Мой отец, инвалид Великой Отечественной, пил всю жизнь и пил сильно. Это был его наркотик, заглушавший душевную боль, внутренние незаживающие раны, о которых я могу только догадываться. Когда он напивался, что-то отключалось в его контуженой голове, он потом не мог вспомнить, что творил, а творил он страшные вещи. Если мать не успевала убежать из дома и где-нибудь спрятаться, он ее жестоко избивал на наших глазах – моих и моей младшей сестры. У него не было правой руки, но были сильные ноги. Он часто бил мать ногами… Мы плакали и кричали с сестренкой, умоляя его не делать этого, выхватывали и прятали ножи и топоры, висли на его единственной руке, когда он замахивался на мать. Но чаще мать все-таки убегала с младшей, а я оставалась один на один с пьяным безумным отцом. Меня он почему-то не трогал, даже слушался. И я всю ночь его успокаивала, угождала, делала все, чтобы он не бежал за матерью… А утром надо было идти в школу.

Я была способной, и мне очень хотелось учиться хорошо, иногда это удавалось. Нагнать гуманитарные предметы было несложно, а точные, из-за пропущенных тем, хромали, и я сгорала от стыда, получая плохие отметки. Даже сейчас, через много лет, когда я пишу эти строки, мне больно.

Мы все в семье зависели от того, каким придет вечером отец – пьяным или трезвым, напряженно вслушивались, как хлопнет калитка, вздрагивая и по стуку определяя, какой он сейчас войдет. Работал он через два дня на третий, с такой же регулярностью напивался. Кроме этого было множество праздников, дней рождений. Я до сих пор не умею радоваться в праздники и дни рождений. Лучший способ провести Новый год, например, это провести его спокойно, в одиночестве.

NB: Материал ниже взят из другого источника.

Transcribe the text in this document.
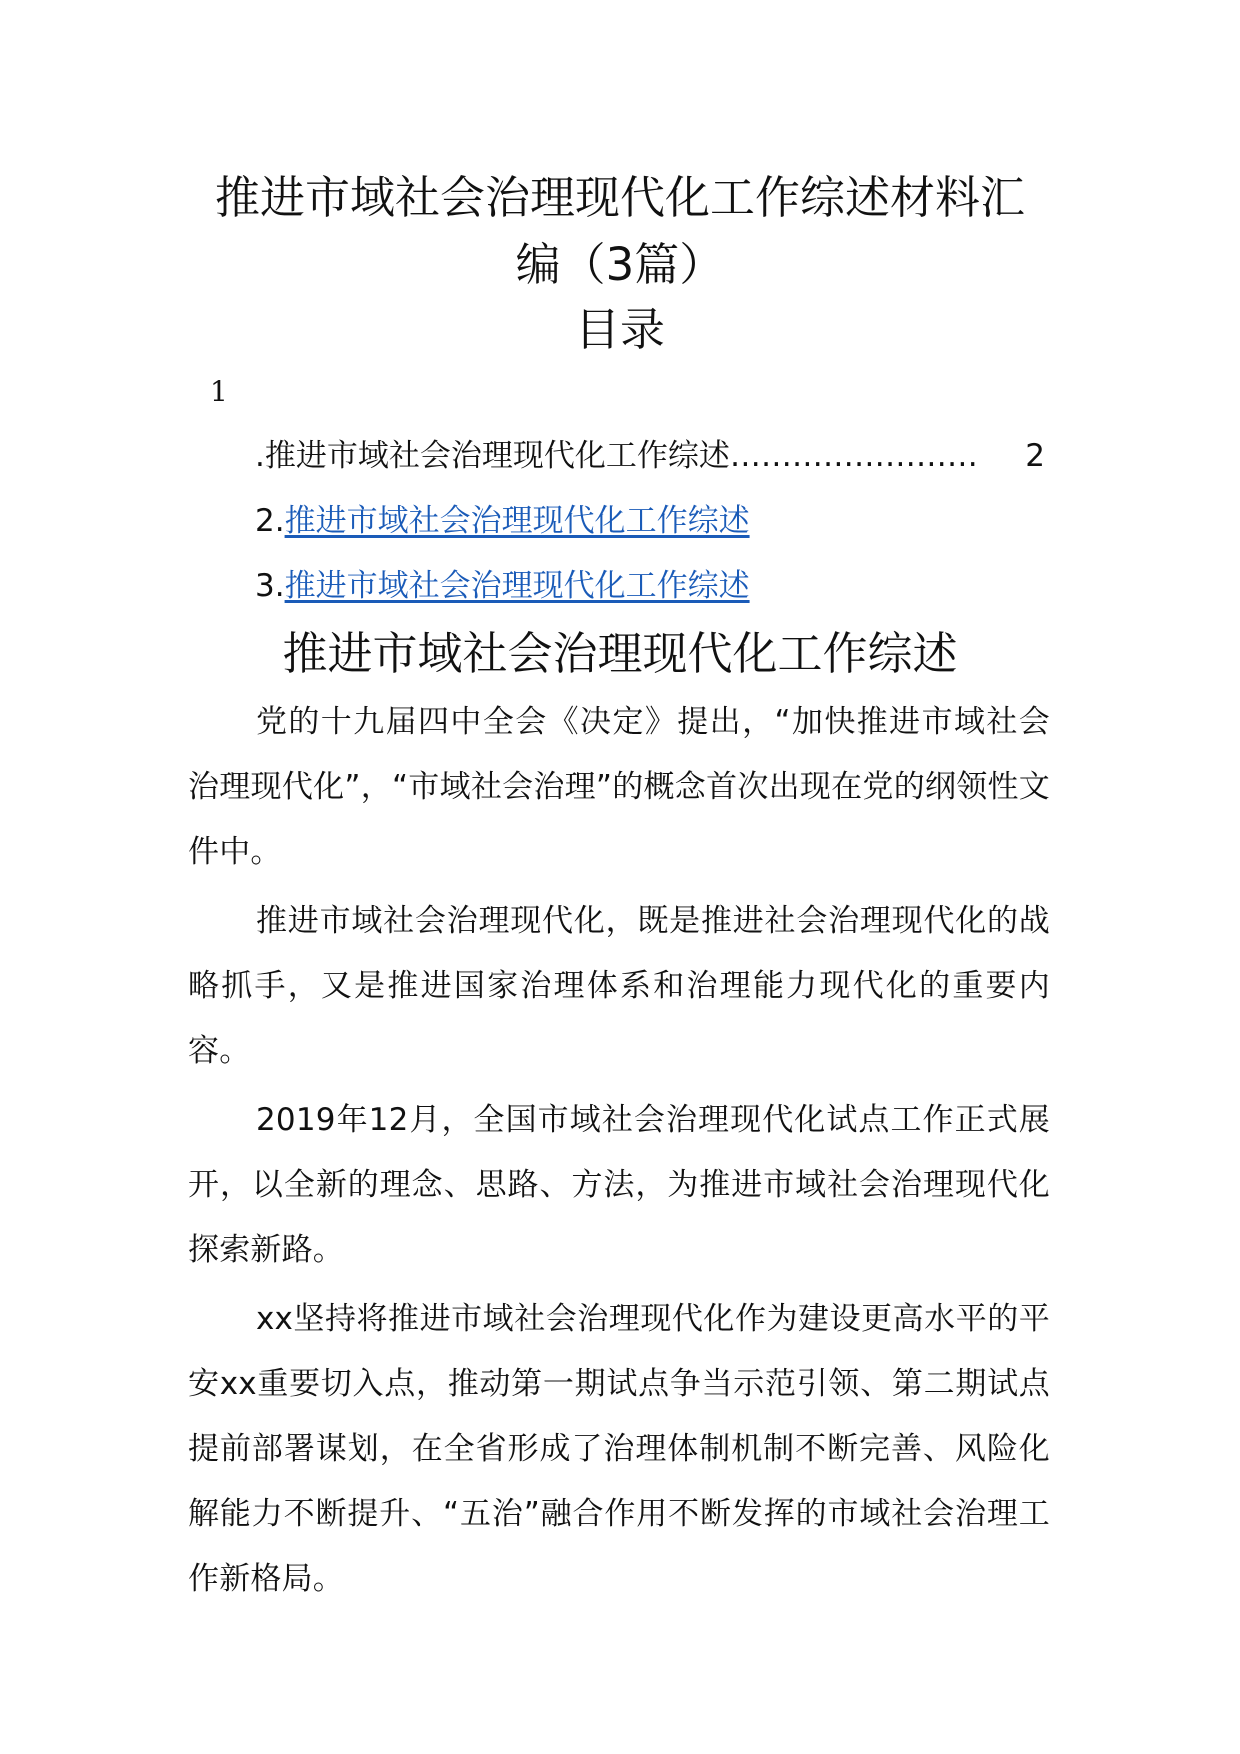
推进市域社会治理现代化工作综述材料汇
编（3篇）
目录
1
.推进市域社会治理现代化工作综述 ……………………	2
2.推进市域社会治理现代化工作综述
3.推进市域社会治理现代化工作综述
推进市域社会治理现代化工作综述

党的十九届四中全会《决定》提出，“加快推进市域社会治理现代化”，“市域社会治理”的概念首次出现在党的纲领性文件中。

推进市域社会治理现代化，既是推进社会治理现代化的战略抓手，又是推进国家治理体系和治理能力现代化的重要内容。

2019年12月，全国市域社会治理现代化试点工作正式展开，以全新的理念、思路、方法，为推进市域社会治理现代化探索新路。

xx坚持将推进市域社会治理现代化作为建设更高水平的平安xx重要切入点，推动第一期试点争当示范引领、第二期试点提前部署谋划，在全省形成了治理体制机制不断完善、风险化解能力不断提升、“五治”融合作用不断发挥的市域社会治理工作新格局。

В шестнадцать лет я хотела убить своего отца, думая: «Дам ему по голове тем топором, с которым он все время за матерью бегает. Пусть меня посадят, но мать с сестренкой будут жить спокойно!» Бог не допустил! Но после этого во мне что-то надломилось. Наверное, у психиатров и психологов есть название и объяснение этому состоянию. Я перестала надрывно переживать и болеть за своих родителей. Отца я ненавидела, а мать презирала за то, что она терпела и жила с человеком, превратившим в ад ее жизнь и нашу с сестрой. Не знаю, как такую жизнь выдерживала моя мать, и до сих пор не понимаю, зачем. Примерно через год, как я уехала, у моей младшей сестренки обнаружили сахарный диабет в тяжелой форме, в тридцать один она умерла. Такова была ее плата за наш детский кошмар.

Кому-то в юности хотелось энергичной и радостной жизни, а мне хотелось, чтобы меня оставили в покое, хотелось поспать подольше и избавиться от хронической нервной усталости. Сил не хватило даже на первую любовь. В ад моей жизни не вписывалось романтическое чувство, потому что оно было связано с дополнительными переживаниями. Теперь понимаю, что такая модель – «мужчина = боль» – заложилась на всю жизнь и почему я сегодня одинока.

Мне хотелось уйти из дома: бросить школу, работать, жить самостоятельно, забрать сестренку. Из школы меня не отпустили, и я ушла в горы – в туристическую секцию: походы, настоящая спортивная дружба и удивительная красота нашего полуострова спасли мою психику от окончательного разрушения.

По-настоящему приходить в себя я начала, когда после школы уехала в другой город, но слом внутри остался. Я была дочерью алкоголика, и это надорвало мою нервную систему, а значит, поведение в жизни было изначально больным. Это сказывалось на работе, на учебе в вузе, на личных отношениях. Это всю мою жизнь во мне, в моей психике, в реакциях. Хорошо американцам – у них сходить к психотерапевту, как у нас к зубному. Мы же, пока разберемся со своими сломами, уже и исправлять некогда.